Each piece of legislation was carefully crafted to look like a routine and reasonable medical procedure — never mentioning the violation to a women’s body, but simply couching the assault in what looks like an effort to merely ascertain if indeed there is a pregnancy to be terminated.
The latest attempt, House Bill 4241, would prohibit a health care provider from performing a legal abortion without first determining if there is a fetal heartbeat. But, prior to eight weeks gestation, a heartbeat and image can only be obtained through a transvaginal ultrasound. After eight to 10 weeks, an abdominal ultrasound is sufficient.
It gets worse — the heart does not start to beat until six weeks gestation, meaning an abortion could not be performed prior to a detectable heartbeat. Gestational age starts from the first day after the last menstrual period. Therefore, the earliest detectable heartbeat would occur at 22 to 23 days post-conception. Over-the-counter tests can accurately detect pregnancy weeks before this proposed law would permit an abortion.

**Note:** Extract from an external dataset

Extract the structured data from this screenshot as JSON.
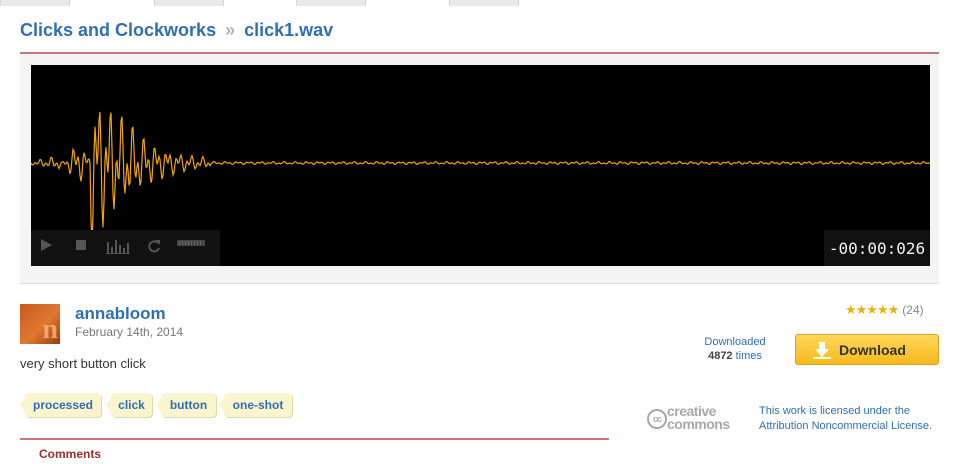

While the bill specifies that compliance “does not require the use of an intravaginal diagnostic procedure,” in the very next breath the proposed law says that if the examination does not detect a fetal heartbeat, the health care provider must do the following: (Note that the language already acknowledges the pregnancy.)

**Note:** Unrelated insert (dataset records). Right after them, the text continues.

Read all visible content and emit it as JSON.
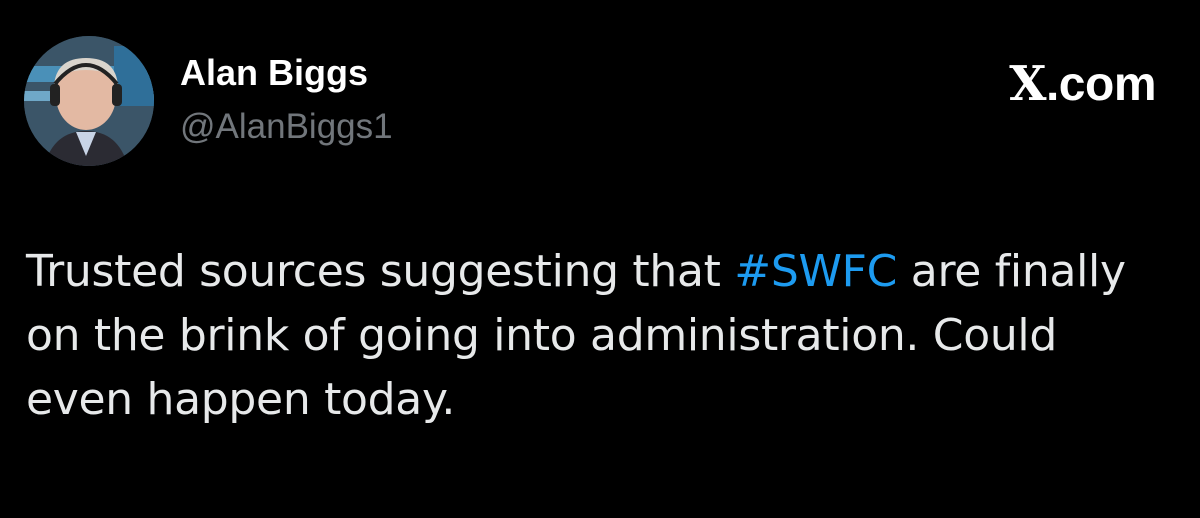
{
  "author": {
    "display_name": "Alan Biggs",
    "handle": "@AlanBiggs1",
    "avatar_icon": "profile-photo"
  },
  "header": {
    "site_logo_glyph": "X",
    "site_logo_suffix": ".com"
  },
  "tweet": {
    "text_before": "Trusted sources suggesting that ",
    "hashtag": "#SWFC",
    "text_after": " are finally on the brink of going into administration. Could even happen today."
  },
  "colors": {
    "background": "#000000",
    "primary_text": "#e7e9ea",
    "secondary_text": "#71767b",
    "hashtag": "#1d9bf0"
  }
}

“Advise the pregnant woman of the physician’s recommendation either to immediately perform an additional diagnostic procedure or procedures that may detect a fetal heartbeat or to delay until a later date performing a diagnostic procedure to determine if the fetus is physically developing. ”
The previous two bills intending to force a woman to submit to this insult to her mind and body were similarly deceptively written.
There are certainly times when a patient and physician would opt to use the more invasive procedure at their own discretion, particularly when the viability of an intended pregnancy is in question. But, that decision should always remain with the patient, under the advice of her health care provider.